Extrait du rapport de la Cour des Comptes : L'absence de contrôle des tuteurs


Le très faible niveau de contrôle des mesures et des acteurs est alarmant
Au-delà de la mise en oeuvre de la loi elle-même, la gestion concrète des mesures de
protection par les curateurs et les tuteurs est globalement insuffisante et préoccupante. Les
divers documents analysés par la Cour (inventaires, budgets prévisionnels, documents
individuels de protection du majeur, comptes rendus de gestion), sur la base d’un échantillon
de plusieurs centaines de dossiers individuels, révèlent que la qualité de la gestion est très
disparate, qu’elle soit assurée par des tuteurs familiaux ou par des mandataires professionnels.
Plusieurs aspects de la gestion des mesures sont négligés, qu’il s’agisse de l’élaboration du
« projet de vie » de la personne, de l’établissement de l’inventaire et du budget prévisionnel,
des visites à domicile ou de la gestion de « l’argent de vie ». Les risques sont élevés pour le
respect concret des droits et du patrimoine des personnes protégées. Cela est d’autant moins
admissible que ces personnes sont vulnérables, privées en tout ou partie de leur liberté, et
n’ont, pour la plupart, pas de moyens d’expression et de recours.
Le contrôle de la gestion des mesures de protection par les tribunaux eux-mêmes est
dans l’ensemble très faible.

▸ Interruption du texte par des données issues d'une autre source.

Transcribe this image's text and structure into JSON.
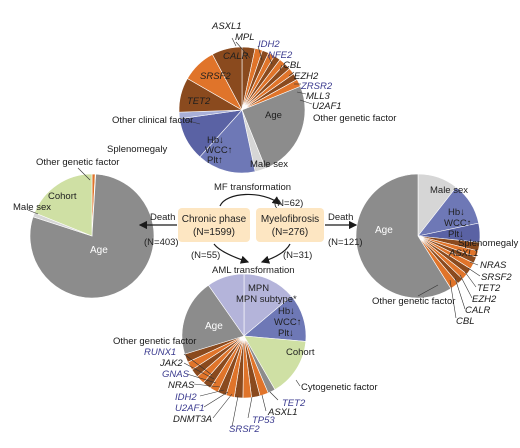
{
  "colors": {
    "age": "#8c8c8c",
    "male_sex": "#d6d6d6",
    "blood_counts": "#6e78b6",
    "mpn_subtype": "#b4b4da",
    "cohort": "#cfe0a4",
    "splenomegaly": "#5a62a4",
    "clinical_factor": "#a9b0d8",
    "dark_orange": "#8a4a1e",
    "orange": "#e0742a",
    "gene_blue": "#3b3b8f",
    "box_fill": "#fde6c2"
  },
  "center": {
    "chronic_phase": {
      "line1": "Chronic phase",
      "line2": "(N=1599)"
    },
    "myelofibrosis": {
      "line1": "Myelofibrosis",
      "line2": "(N=276)"
    },
    "mf_transformation": "MF transformation",
    "mf_n": "(N=62)",
    "aml_transformation": "AML transformation",
    "aml_n_left": "(N=55)",
    "aml_n_right": "(N=31)",
    "death_left": "Death",
    "death_left_n": "(N=403)",
    "death_right": "Death",
    "death_right_n": "(N=121)"
  },
  "pie_top": {
    "labels": {
      "asxl1": "ASXL1",
      "mpl": "MPL",
      "idh2": "IDH2",
      "nfe2": "NFE2",
      "cbl": "CBL",
      "ezh2": "EZH2",
      "zrsr2": "ZRSR2",
      "mll3": "MLL3",
      "u2af1": "U2AF1",
      "other_genetic": "Other genetic factor",
      "age": "Age",
      "male_sex": "Male sex",
      "hb": "Hb↓",
      "wcc": "WCC↑",
      "plt": "Plt↑",
      "splenomegaly": "Splenomegaly",
      "other_clinical": "Other clinical factor",
      "tet2": "TET2",
      "srsf2": "SRSF2",
      "calr": "CALR"
    }
  },
  "pie_left": {
    "labels": {
      "other_genetic": "Other genetic factor",
      "cohort": "Cohort",
      "male_sex": "Male sex",
      "age": "Age"
    }
  },
  "pie_right": {
    "labels": {
      "male_sex": "Male sex",
      "hb": "Hb↓",
      "wcc": "WCC↑",
      "plt": "Plt↓",
      "splenomegaly": "Splenomegaly",
      "age": "Age",
      "asxl1": "ASXL1",
      "nras": "NRAS",
      "srsf2": "SRSF2",
      "tet2": "TET2",
      "ezh2": "EZH2",
      "calr": "CALR",
      "cbl": "CBL",
      "other_genetic": "Other genetic factor"
    }
  },
  "pie_bottom": {
    "labels": {
      "mpn_subtype": "MPN subtype*",
      "hb": "Hb↓",
      "wcc": "WCC↑",
      "plt": "Plt↓",
      "age": "Age",
      "cohort": "Cohort",
      "cytogenetic": "Cytogenetic factor",
      "tet2": "TET2",
      "asxl1": "ASXL1",
      "tp53": "TP53",
      "srsf2": "SRSF2",
      "dnmt3a": "DNMT3A",
      "u2af1": "U2AF1",
      "idh2": "IDH2",
      "nras": "NRAS",
      "gnas": "GNAS",
      "jak2": "JAK2",
      "runx1": "RUNX1",
      "other_genetic": "Other genetic factor"
    }
  }
}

Les comptes annuels remis aux greffes par les curateurs et les
tuteurs sont très peu ou très mal contrôlés. Par ailleurs, les juges et les procureurs n’exercent
presque jamais leurs pouvoirs de surveillance générale des mesures de protection. Cela est dû
à l’inadaptation des outils dont disposent les juridictions et à l’incapacité des services de
greffe à exercer efficacement la vérification des comptes produits, les greffiers affectés à cette
tâche étant trop peu nombreux et n’étant pas formés aux techniques de contrôle comptable.